Саймон начал вдруг появляться на отдаленных фермах и приставать к хозяевам — в основном людям почтенного возраста — со странными расспросами. По его словам выходило, будто он пишет книгу об истории фольклора и очень нуждается в любых сведениях о местных легендах. Может быть, старожилам известно что-нибудь о здешних колдовских культах, о ритуалах у «лесных алтарей»? Не затерялась ли в окрестностях избушка с привидением или просто местечко, пользующееся дурной славой? Не приходилось ли слышать кому-нибудь имени Ниаралапотеп? А каких-либо упоминаний о Шуб-Нигуррате? Или Черном Посланнике? Все интересовало Мальоре: и миф паскуантогских индейцев о Человекозвере, и шабаши ведьм, и овечьи трупы со следами, которые свидетельствовали бы о ритуальном убийстве... От таких расспросов у фермеров волосы поднимались дыбом.
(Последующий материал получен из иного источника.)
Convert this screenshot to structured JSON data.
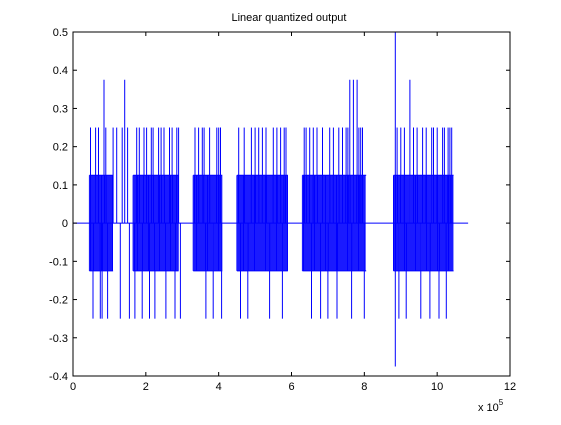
{
  "chart_data": {
    "type": "line",
    "title": "Linear quantized output",
    "xlabel": "",
    "ylabel": "",
    "x_multiplier_label": "x 10",
    "x_multiplier_exponent": "5",
    "xlim": [
      0,
      12
    ],
    "ylim": [
      -0.4,
      0.5
    ],
    "xticks": [
      0,
      2,
      4,
      6,
      8,
      10,
      12
    ],
    "yticks": [
      -0.4,
      -0.3,
      -0.2,
      -0.1,
      0,
      0.1,
      0.2,
      0.3,
      0.4,
      0.5
    ],
    "ytick_labels": [
      "-0.4",
      "-0.3",
      "-0.2",
      "-0.1",
      "0",
      "0.1",
      "0.2",
      "0.3",
      "0.4",
      "0.5"
    ],
    "grid": false,
    "line_color": "#0000ff",
    "x_range": [
      0,
      10.85
    ],
    "quantization_step": 0.125,
    "dense_segments": [
      {
        "x": [
          0.45,
          1.1
        ],
        "y": [
          -0.125,
          0.125
        ]
      },
      {
        "x": [
          1.65,
          2.9
        ],
        "y": [
          -0.125,
          0.125
        ]
      },
      {
        "x": [
          3.3,
          4.1
        ],
        "y": [
          -0.125,
          0.125
        ]
      },
      {
        "x": [
          4.5,
          5.9
        ],
        "y": [
          -0.125,
          0.125
        ]
      },
      {
        "x": [
          6.3,
          8.05
        ],
        "y": [
          -0.125,
          0.125
        ]
      },
      {
        "x": [
          8.8,
          10.45
        ],
        "y": [
          -0.125,
          0.125
        ]
      }
    ],
    "spikes": [
      {
        "x": 0.48,
        "y": 0.25
      },
      {
        "x": 0.55,
        "y": -0.25
      },
      {
        "x": 0.62,
        "y": 0.25
      },
      {
        "x": 0.7,
        "y": 0.25
      },
      {
        "x": 0.75,
        "y": -0.25
      },
      {
        "x": 0.8,
        "y": -0.25
      },
      {
        "x": 0.85,
        "y": 0.375
      },
      {
        "x": 0.9,
        "y": 0.25
      },
      {
        "x": 0.95,
        "y": -0.25
      },
      {
        "x": 1.1,
        "y": 0.25
      },
      {
        "x": 1.2,
        "y": 0.25
      },
      {
        "x": 1.3,
        "y": -0.25
      },
      {
        "x": 1.35,
        "y": 0.25
      },
      {
        "x": 1.42,
        "y": 0.375
      },
      {
        "x": 1.5,
        "y": 0.25
      },
      {
        "x": 1.55,
        "y": -0.25
      },
      {
        "x": 1.7,
        "y": -0.25
      },
      {
        "x": 1.75,
        "y": 0.25
      },
      {
        "x": 1.82,
        "y": 0.25
      },
      {
        "x": 1.9,
        "y": -0.25
      },
      {
        "x": 1.95,
        "y": 0.25
      },
      {
        "x": 2.02,
        "y": 0.25
      },
      {
        "x": 2.1,
        "y": -0.25
      },
      {
        "x": 2.15,
        "y": 0.25
      },
      {
        "x": 2.2,
        "y": 0.25
      },
      {
        "x": 2.25,
        "y": -0.25
      },
      {
        "x": 2.35,
        "y": 0.25
      },
      {
        "x": 2.42,
        "y": 0.25
      },
      {
        "x": 2.5,
        "y": 0.25
      },
      {
        "x": 2.55,
        "y": -0.25
      },
      {
        "x": 2.65,
        "y": 0.25
      },
      {
        "x": 2.72,
        "y": 0.25
      },
      {
        "x": 2.8,
        "y": -0.25
      },
      {
        "x": 2.85,
        "y": 0.25
      },
      {
        "x": 2.9,
        "y": 0.25
      },
      {
        "x": 2.95,
        "y": -0.25
      },
      {
        "x": 3.35,
        "y": 0.25
      },
      {
        "x": 3.45,
        "y": 0.25
      },
      {
        "x": 3.55,
        "y": 0.25
      },
      {
        "x": 3.6,
        "y": 0.25
      },
      {
        "x": 3.65,
        "y": -0.25
      },
      {
        "x": 3.75,
        "y": 0.25
      },
      {
        "x": 3.85,
        "y": -0.25
      },
      {
        "x": 3.95,
        "y": 0.25
      },
      {
        "x": 4.0,
        "y": 0.25
      },
      {
        "x": 4.05,
        "y": 0.25
      },
      {
        "x": 4.08,
        "y": -0.25
      },
      {
        "x": 4.55,
        "y": 0.25
      },
      {
        "x": 4.6,
        "y": -0.25
      },
      {
        "x": 4.7,
        "y": 0.25
      },
      {
        "x": 4.8,
        "y": -0.25
      },
      {
        "x": 4.9,
        "y": 0.25
      },
      {
        "x": 5.0,
        "y": 0.25
      },
      {
        "x": 5.1,
        "y": 0.25
      },
      {
        "x": 5.2,
        "y": 0.25
      },
      {
        "x": 5.3,
        "y": 0.25
      },
      {
        "x": 5.4,
        "y": -0.25
      },
      {
        "x": 5.5,
        "y": 0.25
      },
      {
        "x": 5.6,
        "y": 0.25
      },
      {
        "x": 5.7,
        "y": 0.25
      },
      {
        "x": 5.75,
        "y": -0.25
      },
      {
        "x": 5.8,
        "y": 0.25
      },
      {
        "x": 5.85,
        "y": 0.25
      },
      {
        "x": 6.35,
        "y": 0.25
      },
      {
        "x": 6.4,
        "y": 0.25
      },
      {
        "x": 6.5,
        "y": 0.25
      },
      {
        "x": 6.55,
        "y": -0.25
      },
      {
        "x": 6.6,
        "y": 0.25
      },
      {
        "x": 6.7,
        "y": 0.25
      },
      {
        "x": 6.8,
        "y": -0.25
      },
      {
        "x": 6.85,
        "y": 0.25
      },
      {
        "x": 7.0,
        "y": -0.25
      },
      {
        "x": 7.05,
        "y": 0.25
      },
      {
        "x": 7.15,
        "y": 0.25
      },
      {
        "x": 7.25,
        "y": -0.25
      },
      {
        "x": 7.3,
        "y": 0.25
      },
      {
        "x": 7.4,
        "y": 0.25
      },
      {
        "x": 7.5,
        "y": 0.25
      },
      {
        "x": 7.55,
        "y": 0.25
      },
      {
        "x": 7.6,
        "y": 0.375
      },
      {
        "x": 7.65,
        "y": -0.25
      },
      {
        "x": 7.7,
        "y": 0.375
      },
      {
        "x": 7.8,
        "y": 0.375
      },
      {
        "x": 7.85,
        "y": 0.25
      },
      {
        "x": 7.9,
        "y": 0.25
      },
      {
        "x": 7.95,
        "y": 0.25
      },
      {
        "x": 8.0,
        "y": -0.25
      },
      {
        "x": 8.85,
        "y": 0.5
      },
      {
        "x": 8.85,
        "y": -0.375
      },
      {
        "x": 8.9,
        "y": 0.25
      },
      {
        "x": 8.95,
        "y": -0.25
      },
      {
        "x": 9.0,
        "y": 0.25
      },
      {
        "x": 9.1,
        "y": 0.25
      },
      {
        "x": 9.15,
        "y": -0.25
      },
      {
        "x": 9.25,
        "y": 0.375
      },
      {
        "x": 9.35,
        "y": 0.25
      },
      {
        "x": 9.45,
        "y": 0.25
      },
      {
        "x": 9.55,
        "y": -0.25
      },
      {
        "x": 9.6,
        "y": 0.25
      },
      {
        "x": 9.7,
        "y": 0.25
      },
      {
        "x": 9.8,
        "y": -0.25
      },
      {
        "x": 9.85,
        "y": 0.25
      },
      {
        "x": 9.9,
        "y": 0.25
      },
      {
        "x": 10.0,
        "y": 0.25
      },
      {
        "x": 10.05,
        "y": -0.25
      },
      {
        "x": 10.15,
        "y": 0.25
      },
      {
        "x": 10.2,
        "y": 0.25
      },
      {
        "x": 10.25,
        "y": -0.25
      },
      {
        "x": 10.3,
        "y": 0.25
      },
      {
        "x": 10.35,
        "y": 0.25
      },
      {
        "x": 10.4,
        "y": 0.25
      }
    ]
  }
}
Вообще-то кое-какие слухи о лесных чудесах сюда доходили — как с северного берега, так и с восточных склонов: обитавшие там отшельники не раз нашептывали здешним людям какие-то кошмарные байки. Но обсуждать такие вещи вслух, да еще с этим несчастным изгоем, никто, конечно же, не собирался. На вопросы свои Мальоре получал в лучшем случае уклончивые, в худшем — просто грубые ответы. Впрочем, старожилов можно было понять: загадочные визиты эти произвели на них крайне неприятное впечатление.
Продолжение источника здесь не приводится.